Savoir Vieillir
Vieillir, se l'avouer à soi-même et le dire,
Tout-haut, nos pas pour voir protester les amis,
Mais pour y conformer ses goûts et s'interdire
Ce que la veille encore on se croyait permis.
Avec sincérité, dès que l'aube se lève,
Se bien persuader qu'on est plus vieux d'un jour.
A chaque cheveu blanc se séparer d'un rêve
Et lui dire tous bas un adieu sans retour.

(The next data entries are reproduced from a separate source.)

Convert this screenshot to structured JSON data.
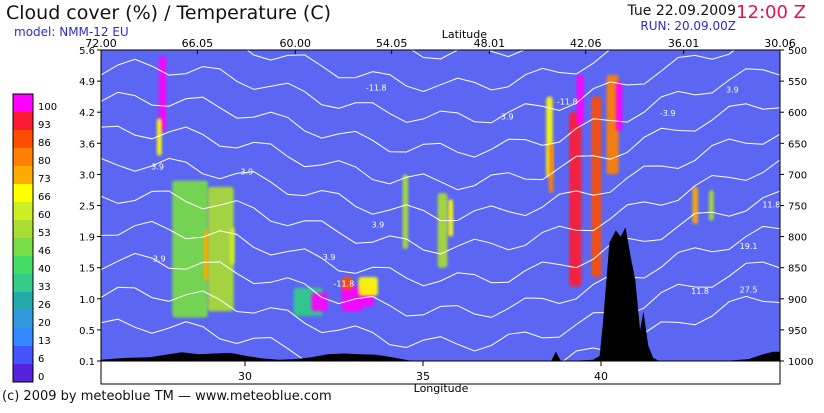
{
  "header": {
    "title": "Cloud cover (%) / Temperature (C)",
    "model": "model: NMM-12 EU",
    "date": "Tue 22.09.2009",
    "hour": "12:00 Z",
    "run": "RUN: 20.09.00Z"
  },
  "footer": {
    "copyright": "(c) 2009 by meteoblue TM — www.meteoblue.com"
  },
  "colors": {
    "background": "#5b67f2",
    "terrain": "#000000",
    "isotherm": "#ffffff",
    "hour": "#ee1144",
    "subtitle": "#2b2bd6"
  },
  "chart_data": {
    "type": "heatmap",
    "title": "Cloud cover (%) / Temperature (C)",
    "colorbar": {
      "levels": [
        "100",
        "93",
        "86",
        "80",
        "73",
        "66",
        "60",
        "53",
        "46",
        "40",
        "33",
        "26",
        "20",
        "13",
        "6",
        "0"
      ],
      "colors": [
        "#ff00ff",
        "#ff1a33",
        "#ff4d00",
        "#ff8000",
        "#ffaa00",
        "#ffff00",
        "#ccee22",
        "#aadd33",
        "#77dd44",
        "#44dd66",
        "#33cc88",
        "#22aaaa",
        "#3399dd",
        "#3388ff",
        "#4455ff",
        "#5522dd"
      ]
    },
    "x_top": {
      "label": "Latitude",
      "ticks": [
        "72.00",
        "66.05",
        "60.00",
        "54.05",
        "48.01",
        "42.06",
        "36.01",
        "30.06"
      ]
    },
    "x_bottom": {
      "label": "Longitude",
      "ticks": [
        "30",
        "35",
        "40"
      ]
    },
    "y_left": {
      "ticks": [
        "5.6",
        "4.9",
        "4.2",
        "3.6",
        "3.0",
        "2.5",
        "1.9",
        "1.5",
        "1.0",
        "0.5",
        "0.1"
      ]
    },
    "y_right": {
      "ticks": [
        "500",
        "550",
        "600",
        "650",
        "700",
        "750",
        "800",
        "850",
        "900",
        "950",
        "1000"
      ]
    },
    "isotherm_labels": [
      "-11.8",
      "-3.9",
      "3.9",
      "3.9",
      "-11.8",
      "-3.9",
      "3.9",
      "3.9",
      "11.8",
      "19.1",
      "27.5",
      "11.8",
      "3.9",
      "-11.8",
      "-3.9"
    ],
    "clouds": [
      {
        "x": 68.2,
        "p": 570,
        "w": 0.45,
        "dp": 120,
        "v": 100
      },
      {
        "x": 68.4,
        "p": 640,
        "w": 0.3,
        "dp": 60,
        "v": 66
      },
      {
        "x": 66.5,
        "p": 820,
        "w": 2.2,
        "dp": 220,
        "v": 46
      },
      {
        "x": 64.6,
        "p": 820,
        "w": 1.6,
        "dp": 200,
        "v": 53
      },
      {
        "x": 65.5,
        "p": 830,
        "w": 0.3,
        "dp": 80,
        "v": 73
      },
      {
        "x": 63.9,
        "p": 815,
        "w": 0.3,
        "dp": 60,
        "v": 60
      },
      {
        "x": 59.2,
        "p": 905,
        "w": 1.8,
        "dp": 45,
        "v": 33
      },
      {
        "x": 58.5,
        "p": 905,
        "w": 1.0,
        "dp": 30,
        "v": 100
      },
      {
        "x": 56.5,
        "p": 900,
        "w": 1.3,
        "dp": 40,
        "v": 100
      },
      {
        "x": 55.6,
        "p": 895,
        "w": 0.9,
        "dp": 35,
        "v": 100
      },
      {
        "x": 56.8,
        "p": 875,
        "w": 0.7,
        "dp": 20,
        "v": 86
      },
      {
        "x": 55.5,
        "p": 880,
        "w": 1.2,
        "dp": 30,
        "v": 66
      },
      {
        "x": 53.2,
        "p": 760,
        "w": 0.35,
        "dp": 120,
        "v": 53
      },
      {
        "x": 50.9,
        "p": 790,
        "w": 0.6,
        "dp": 120,
        "v": 53
      },
      {
        "x": 50.4,
        "p": 770,
        "w": 0.3,
        "dp": 60,
        "v": 66
      },
      {
        "x": 42.7,
        "p": 740,
        "w": 0.75,
        "dp": 280,
        "v": 93
      },
      {
        "x": 42.4,
        "p": 580,
        "w": 0.45,
        "dp": 80,
        "v": 100
      },
      {
        "x": 41.4,
        "p": 720,
        "w": 0.6,
        "dp": 290,
        "v": 86
      },
      {
        "x": 40.4,
        "p": 620,
        "w": 0.75,
        "dp": 160,
        "v": 80
      },
      {
        "x": 40.0,
        "p": 590,
        "w": 0.4,
        "dp": 80,
        "v": 100
      },
      {
        "x": 44.3,
        "p": 640,
        "w": 0.4,
        "dp": 130,
        "v": 66
      },
      {
        "x": 44.2,
        "p": 690,
        "w": 0.3,
        "dp": 80,
        "v": 80
      },
      {
        "x": 35.3,
        "p": 750,
        "w": 0.35,
        "dp": 60,
        "v": 73
      },
      {
        "x": 34.3,
        "p": 750,
        "w": 0.3,
        "dp": 50,
        "v": 53
      }
    ],
    "terrain_profile": [
      [
        72.0,
        998
      ],
      [
        71.5,
        997
      ],
      [
        70.5,
        995
      ],
      [
        69.0,
        994
      ],
      [
        68.0,
        990
      ],
      [
        67.0,
        986
      ],
      [
        66.0,
        989
      ],
      [
        65.0,
        988
      ],
      [
        64.0,
        987
      ],
      [
        63.0,
        992
      ],
      [
        62.0,
        996
      ],
      [
        61.0,
        998
      ],
      [
        60.0,
        997
      ],
      [
        59.0,
        994
      ],
      [
        58.0,
        989
      ],
      [
        57.0,
        988
      ],
      [
        56.0,
        989
      ],
      [
        55.0,
        990
      ],
      [
        54.0,
        994
      ],
      [
        53.0,
        999
      ],
      [
        52.0,
        1000
      ],
      [
        51.0,
        1000
      ],
      [
        50.0,
        1000
      ],
      [
        49.0,
        1000
      ],
      [
        48.0,
        1000
      ],
      [
        47.0,
        1000
      ],
      [
        46.0,
        1000
      ],
      [
        45.0,
        1000
      ],
      [
        44.2,
        1000
      ],
      [
        43.9,
        985
      ],
      [
        43.6,
        1000
      ],
      [
        43.0,
        1000
      ],
      [
        42.4,
        999
      ],
      [
        41.6,
        998
      ],
      [
        41.2,
        992
      ],
      [
        41.0,
        940
      ],
      [
        40.6,
        810
      ],
      [
        40.2,
        790
      ],
      [
        39.9,
        800
      ],
      [
        39.6,
        785
      ],
      [
        39.3,
        830
      ],
      [
        39.0,
        870
      ],
      [
        38.7,
        950
      ],
      [
        38.5,
        920
      ],
      [
        38.2,
        975
      ],
      [
        37.9,
        995
      ],
      [
        37.5,
        1000
      ],
      [
        36.5,
        1000
      ],
      [
        35.0,
        1000
      ],
      [
        33.5,
        1000
      ],
      [
        32.0,
        997
      ],
      [
        31.2,
        990
      ],
      [
        30.5,
        985
      ],
      [
        30.06,
        985
      ]
    ]
  }
}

Aux appétits grossiers, imposer d'âpres jeunes,
Et nourrir son esprit d'un solide savoir;
Devenir bon, devenir doux, aimer les jeunes.

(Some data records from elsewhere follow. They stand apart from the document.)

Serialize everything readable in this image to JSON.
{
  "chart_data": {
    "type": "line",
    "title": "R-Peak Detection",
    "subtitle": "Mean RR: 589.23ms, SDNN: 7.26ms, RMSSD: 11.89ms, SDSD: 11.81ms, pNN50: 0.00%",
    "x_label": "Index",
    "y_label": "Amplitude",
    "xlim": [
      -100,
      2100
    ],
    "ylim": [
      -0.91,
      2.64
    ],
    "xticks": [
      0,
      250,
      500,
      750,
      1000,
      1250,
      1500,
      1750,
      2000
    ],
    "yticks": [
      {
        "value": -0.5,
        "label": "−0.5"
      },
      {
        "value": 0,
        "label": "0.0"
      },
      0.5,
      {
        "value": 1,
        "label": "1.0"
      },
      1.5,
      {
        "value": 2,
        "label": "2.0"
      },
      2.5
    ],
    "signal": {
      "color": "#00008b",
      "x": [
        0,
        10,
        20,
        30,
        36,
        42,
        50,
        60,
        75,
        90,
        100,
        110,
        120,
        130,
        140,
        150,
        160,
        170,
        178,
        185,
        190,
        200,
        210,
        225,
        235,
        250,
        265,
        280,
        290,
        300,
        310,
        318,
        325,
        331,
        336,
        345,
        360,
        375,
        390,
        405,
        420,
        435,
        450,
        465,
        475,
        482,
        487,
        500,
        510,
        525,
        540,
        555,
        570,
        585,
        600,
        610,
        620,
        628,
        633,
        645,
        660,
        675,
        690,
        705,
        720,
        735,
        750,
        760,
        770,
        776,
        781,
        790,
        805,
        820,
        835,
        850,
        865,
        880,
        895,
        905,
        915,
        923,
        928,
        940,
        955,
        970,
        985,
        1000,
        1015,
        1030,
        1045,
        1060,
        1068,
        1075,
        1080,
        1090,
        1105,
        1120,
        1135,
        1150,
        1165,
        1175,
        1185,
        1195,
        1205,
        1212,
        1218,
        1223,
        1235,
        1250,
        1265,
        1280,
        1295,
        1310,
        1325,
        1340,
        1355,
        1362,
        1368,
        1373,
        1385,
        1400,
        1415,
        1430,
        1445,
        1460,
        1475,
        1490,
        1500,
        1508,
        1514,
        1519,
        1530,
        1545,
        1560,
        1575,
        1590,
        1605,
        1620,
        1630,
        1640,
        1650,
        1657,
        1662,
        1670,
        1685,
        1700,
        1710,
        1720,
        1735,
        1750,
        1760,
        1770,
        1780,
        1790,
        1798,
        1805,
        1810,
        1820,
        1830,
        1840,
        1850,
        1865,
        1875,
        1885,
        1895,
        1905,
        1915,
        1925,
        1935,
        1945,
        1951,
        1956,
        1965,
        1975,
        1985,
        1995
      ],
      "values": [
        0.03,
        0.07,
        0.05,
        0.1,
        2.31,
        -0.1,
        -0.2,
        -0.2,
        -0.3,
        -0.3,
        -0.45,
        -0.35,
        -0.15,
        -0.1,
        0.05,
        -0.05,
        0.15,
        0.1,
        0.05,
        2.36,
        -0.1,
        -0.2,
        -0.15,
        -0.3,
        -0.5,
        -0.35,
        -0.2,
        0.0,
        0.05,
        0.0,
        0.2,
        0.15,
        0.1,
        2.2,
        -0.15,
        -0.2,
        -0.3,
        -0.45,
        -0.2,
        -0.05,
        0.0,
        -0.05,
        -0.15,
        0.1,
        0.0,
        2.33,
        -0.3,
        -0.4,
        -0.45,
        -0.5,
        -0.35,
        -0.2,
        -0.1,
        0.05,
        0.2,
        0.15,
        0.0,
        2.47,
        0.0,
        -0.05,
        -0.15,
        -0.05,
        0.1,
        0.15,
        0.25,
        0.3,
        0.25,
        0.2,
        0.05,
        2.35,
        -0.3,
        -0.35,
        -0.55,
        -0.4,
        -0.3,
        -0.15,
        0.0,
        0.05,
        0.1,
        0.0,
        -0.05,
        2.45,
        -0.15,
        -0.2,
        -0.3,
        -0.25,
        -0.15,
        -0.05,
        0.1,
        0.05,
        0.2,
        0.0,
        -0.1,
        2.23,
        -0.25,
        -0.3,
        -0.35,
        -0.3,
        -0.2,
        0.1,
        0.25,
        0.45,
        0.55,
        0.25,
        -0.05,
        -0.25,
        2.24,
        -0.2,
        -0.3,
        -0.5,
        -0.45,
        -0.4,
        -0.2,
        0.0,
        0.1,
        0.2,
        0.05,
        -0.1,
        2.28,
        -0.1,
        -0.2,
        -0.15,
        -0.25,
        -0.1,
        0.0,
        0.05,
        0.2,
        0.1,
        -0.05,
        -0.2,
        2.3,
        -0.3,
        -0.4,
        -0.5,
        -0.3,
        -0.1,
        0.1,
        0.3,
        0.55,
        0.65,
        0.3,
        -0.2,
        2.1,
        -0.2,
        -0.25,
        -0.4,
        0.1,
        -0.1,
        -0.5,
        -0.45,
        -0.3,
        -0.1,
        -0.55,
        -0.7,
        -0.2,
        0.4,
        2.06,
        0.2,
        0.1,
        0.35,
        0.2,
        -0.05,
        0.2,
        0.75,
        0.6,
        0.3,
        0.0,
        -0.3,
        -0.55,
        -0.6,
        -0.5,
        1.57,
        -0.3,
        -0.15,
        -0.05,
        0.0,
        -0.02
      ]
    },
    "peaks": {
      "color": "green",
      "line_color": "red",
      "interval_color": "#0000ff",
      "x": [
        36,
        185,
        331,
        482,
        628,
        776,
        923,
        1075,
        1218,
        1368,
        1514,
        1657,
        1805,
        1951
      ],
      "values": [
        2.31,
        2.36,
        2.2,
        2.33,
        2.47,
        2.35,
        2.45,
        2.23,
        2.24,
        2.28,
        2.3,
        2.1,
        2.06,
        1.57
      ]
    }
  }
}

Comme on aima les fleurs, comme on aima l'espoir.
Se résigner à vivre un peu sur le rivage,
Tandis qu'ils vogueront sur les flots hasardeux,
Craindre l'être importun, sans devenir sauvage,
Se laisser ignorer tout en restant près d'eux.
Vaquer sans bruit aux soins que tout départ réclame,
Prier et faire un peu de bien autour de soi,
Sans négliger son corps, parer surtout son âme,
Chauffant l'un aux tisons, l'autre à l'antique Foi,
Puis un beau soir, discrètement, souffler la flamme
De sa lampe et mourir parce que c'est la loi.